Kenny Ikeji

Personal information
- Nationality: British
- Born: 28 October 2002 (age 23)

Sport
- Sport: Athletics
- Event: Hammer
- Club: Basildon AC

Achievements and titles
- Personal best(s): Hammer: 77.92 m (Austin, 2023)

= Kenneth Ikeji =

British athlete (born 2002)

Kenneth Ikeji (born 28 October 2002) is a British track and field athlete who competes in the hammer throw and is the UK record holder in the Weight throw.

==Early life==
Ikeji grew up in Dagenham. He won the 2017 English Schools title in the hammer in Birmingham. He attended Brampton Manor Academy in London. before attending Harvard University in the United States in 2021 to study computer science.

==Career==
Ikelj won the hammer throw 2023 NCAA Division I Outdoor Track and Field Championships with a 77.92m throw. This placed him third on the UK’s all-time rankings, breaking his personal best numerous times during the competition. He also set a new facility record, and Ivy League record, with the 77.92m distance.

He was selected as part of the Great Britain team for the 2023 European Athletics U23 Championships held from in July 2023 in Espoo, Finland. He was one of a few athletes controversially left out of the British squad for the 2023 World Championships, despite having been eligible to be selected by ranking.

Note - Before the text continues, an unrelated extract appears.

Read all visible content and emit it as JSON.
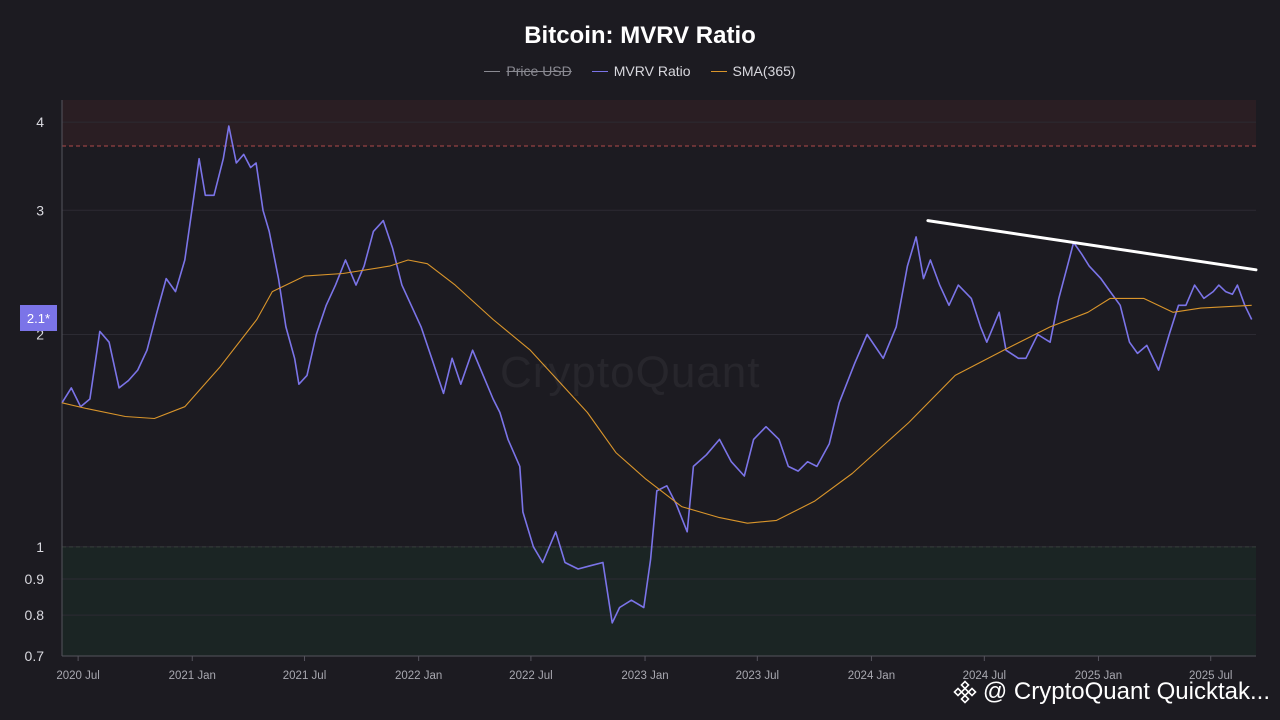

In February 2024, he set a new UK national record in the Weight throw, recording a distance of 24.39 whilst competing at the 2024 Ivy League Heptagonal Indoor Track & Field Championships. The following month he won the Weight competition with 24.32m at the NCAA Indoor Championships in Boston, Massachusetts. In November 2024, he was named by British Athletics on the Olympic Futures Programme for 2025.

He threw 75.20 metres to win the hammer throw at the Mt. SAC Relays in California on 19 April 2025.